Healthy striving is self-focused: How can I improve?
Perfectionism is other-focused: What will they think?
Perfectionism is a hustle.”
– from Daring Greatly by Brené Brown
Almost forty years into my life, I am only now coming to this realization that I have, and continue to live with an outside focus. I have been hustling all my life.
Of course, changing one’s core belief system is not an overnight job. To dismantle the framework upon which you have built your entire existence takes an incredible amount of work and I am literally only just taking my first steps. It is uncomfortable to say the least! I still squirm in my seat during my therapy sessions – deconstructing and examining your true, unhidden self is sometimes paralyzing.

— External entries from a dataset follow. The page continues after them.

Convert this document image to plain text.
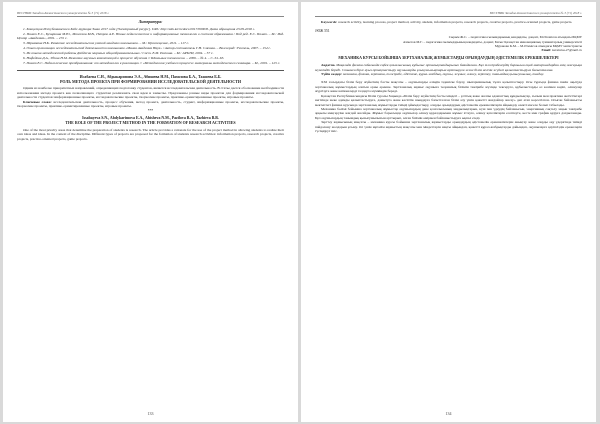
ВЕСТНИК Западно-Казахстанского университета № 3 (71) 2018 г.
Литература:
1. Концепция Республиканского Кейс-турнира Знаю 2017 года [Электронный ресурс]. URL: http://edu.kz/ru/docs/2017/0000/8. Дата обращения 23.09.2018 г.
2. Полат Е.С., Бухаркина М.Ю., Моисеева М.В., Петров А.Е. Новые педагогические и информационные технологии в системе образования / Под ред. Е.С. Полат. – М.: Изд. Центр «Академия», 2001. – 272 с.
3. Шрамкова Н.К. Развитие исследовательских умений младших школьников. – М.: Просвещение, 2011. – 117 с.
4. Опыт организации исследовательской деятельности школьников «Малая Академия Наук» / Автор-составитель Г.Н. Сляхова. – Волгоград: Учитель, 2007. – 154 с.
5. Из опыта методической работы Дайдесин мировых общеобразовательных / Сост. Е.М. Раскина. – М.: АРКТИ, 2004. – 57 с.
6. Нифедова Д.А., Удина Н.М. Развитие научных компетенций в процессе обучения // Школьные технологии. – 2006. – № 4. – С. 61–65.
7. Полат Е.С. Педагогические преобразования: от методологии к реализации // «Методология учебного процесса: материалы методического семинара. – М., 2001. – 125 с.
Исабаева С.Н., Абдыкаримова Э.А., Абишева Н.М., Пазилова Б.А., Тажиева Б.Б.
РОЛЬ МЕТОДА ПРОЕКТА ПРИ ФОРМИРОВАНИИ ИССЛЕДОВАТЕЛЬСКОЙ ДЕЯТЕЛЬНОСТИ

Одним из наиболее приоритетных направлений, определяющих подготовку студентов, является исследовательская деятельность. В статье дается обоснование необходимости использования метода проекта как позволяющего студентам реализовать свои идеи и замыслы. Предложены разные виды проектов для формирования исследовательской деятельности студентов: информационные проекты, исследовательские проекты, творческие проекты, практико-ориентированные проекты, игровые проекты.

Ключевые слова: исследовательская деятельность, процесс обучения, метод проекта, деятельность, студент, информационные проекты, исследовательские проекты, творческие проекты, практико-ориентированные проекты, игровые проекты.
***
Issabayeva S.N., Abdykarimova E.A., Abisheva N.M., Pazilova B.A., Tazhieva B.B.
THE ROLE OF THE PROJECT METHOD IN THE FORMATION OF RESEARCH ACTIVITIES

One of the most priority areas that determine the preparation of students is research. The article provides a rationale for the use of the project method in allowing students to realize their own ideas and ideas. In the context of the discipline. Different types of projects are proposed for the formation of students research activities: information projects, research projects, creative projects, practice-oriented projects, game projects.

133
ВЕСТНИК Западно-Казахстанского университета № 3 (71) 2018 г.
Keywords: research activity, learning process, project method, activity, student, information projects, research projects, creative projects, practice-oriented projects, game projects.
ӘОЖ 551
Сырым Ж.С. – педагогика ғылымдарының кандидаты, доцент, М.Өтемісов атындағы БҚМУ
Ахметов М.Г. – педагогика ғылымдарының кандидаты, доцент, Батыс Қазақстан инновациялық гуманитарлық университеті
Муракова К.М. – М.Өтемісов атындағы БҚМУ магистранты
Email: kurakova.27@mail.ru
МЕХАНИКА КУРСЫ БОЙЫНША ЗЕРТХАНАЛЫҚ ЖҰМЫСТАРДЫ ОРЫНДАУДЫҢ ӘДІСТЕМЕЛІК ЕРЕКШЕЛІКТЕРІ
Аңдатпа. Мақалада физика сабағында еңбек қозғалысының құбылыс орталықтандырылып баяндалған. Бұл тәжірибелердің барлығын оңай материалдардан өзің жасауыңа мүмкіндік береді. Сонымен бірге ауыз ортақтастыру оқушыларды ұғынушылықтарын арттыруға және білім негізін жүйелі қалыптастыруға бағытталған.
Түйін сөздер: механика, физика, зертхана, тәжірибе, әдістеме, құрал-жабдық, оқушы, жұмыс, өлшеу, зерттеу, танымдық қызығушылық, талдау.

XXI ғасырдағы білім беру жүйесінің басты мақсаты – оқушыларды өзіндік ізденіске баулу, шығармашылық тұлға қалыптастыру. Осы тұрғыда физика пәнін оқытуда зертханалық жұмыстардың алатын орны ерекше. Зертханалық жұмыс оқушыға теориялық білімін тәжірибе жүзінде тексеруге, құбылыстарды өз көзімен көріп, өлшеулер жүргізуге және нәтижелерді талдауға мүмкіндік береді.

Қазақстан Республикасындағы Білім туралы Заңында «Білім беру жүйесінің басты міндеті – ұлттық және жалпы адамзаттық құндылықтар, ғылым мен практика жетістіктері негізінде жеке адамды қалыптастыруға, дамытуға және кәсіптік шыңдауға бағытталған білім алу үшін қажетті жағдайлар жасау» деп атап көрсетілген. Осыған байланысты мектептегі физика курсында зертханалық жұмыстарды тиімді ұйымдастыру, оларды орындаудың әдістемелік ерекшеліктерін айқындау өзекті мәселе болып табылады.

Механика бөлімі бойынша зертханалық жұмыстар оқушылардың дене қозғалысының заңдылықтарын, күш пен үдеудің байланысын, энергияның сақталу заңын тәжірибе арқылы меңгеруіне жағдай жасайды. Жұмыс барысында оқушылар өлшеу құралдарымен жұмыс істеуге, өлшеу қателіктерін есептеуге, кесте мен график құруға дағдыланады. Бұл оқушылардың танымдық қызығушылығын арттырып, алған білімін өмірмен байланыстыруға ықпал етеді.

Зерттеу жұмысының мақсаты – механика курсы бойынша зертханалық жұмыстарды орындаудың әдістемелік ерекшеліктерін анықтау және оларды оқу үдерісінде тиімді пайдалану жолдарын ұсыну. Ол үшін мұғалім жұмыстың мақсаты мен міндеттерін нақты айқындап, қажетті құрал-жабдықтарды дайындап, оқушыларға қауіпсіздік ережелерін түсіндіруі тиіс.

134
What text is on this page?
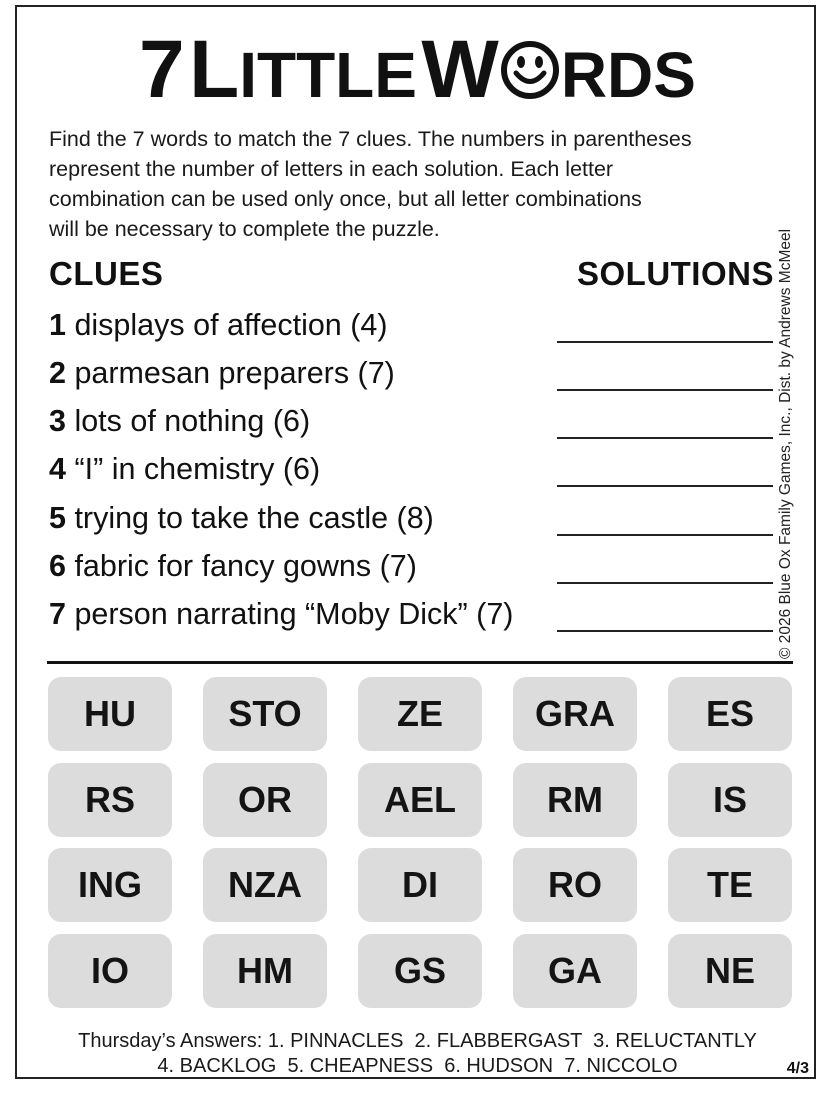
7 LITTLE W RDS
Find the 7 words to match the 7 clues. The numbers in parentheses
represent the number of letters in each solution. Each letter
combination can be used only once, but all letter combinations
will be necessary to complete the puzzle.
CLUES	SOLUTIONS
1 displays of affection (4)
2 parmesan preparers (7)
3 lots of nothing (6)
4 “I” in chemistry (6)
5 trying to take the castle (8)
6 fabric for fancy gowns (7)
7 person narrating “Moby Dick” (7)	© 2026 Blue Ox Family Games, Inc., Dist. by Andrews McMeel
HU	STO	ZE	GRA	ES
RS	OR	AEL	RM	IS
ING	NZA	DI	RO	TE
IO	HM	GS	GA	NE
Thursday’s Answers: 1. PINNACLES  2. FLABBERGAST  3. RELUCTANTLY
4. BACKLOG  5. CHEAPNESS  6. HUDSON  7. NICCOLO	4/3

Writing these words has been beyond agonizing, but I desperately want to live my life differently, to be loved by Blake and connect with him in a deeper, more authentic way and to regard myself with compassion and empathy. Most of all, however, I want my children to know that they are loved just because they ARE and not because they DO. I have realized that the most impactful way to do this is to model these behaviours towards myself and this will be the most difficult hurdle to overcome.
Finally, in the chaotic, uncertain, terrifying world in which we all currently live, it is not shocking that Goldfish crumbs are thrusting me towards near panic. I know that I am not alone in this. Now, more than ever, Brown’s work is relevant to all of us. We need to reach inside ourselves to be brave, choose courage over comfort, demonstrate authentic vulnerability to those we trust to bring hope, true connection, resilience and healing to our own lives, our families and our communities, both big and small.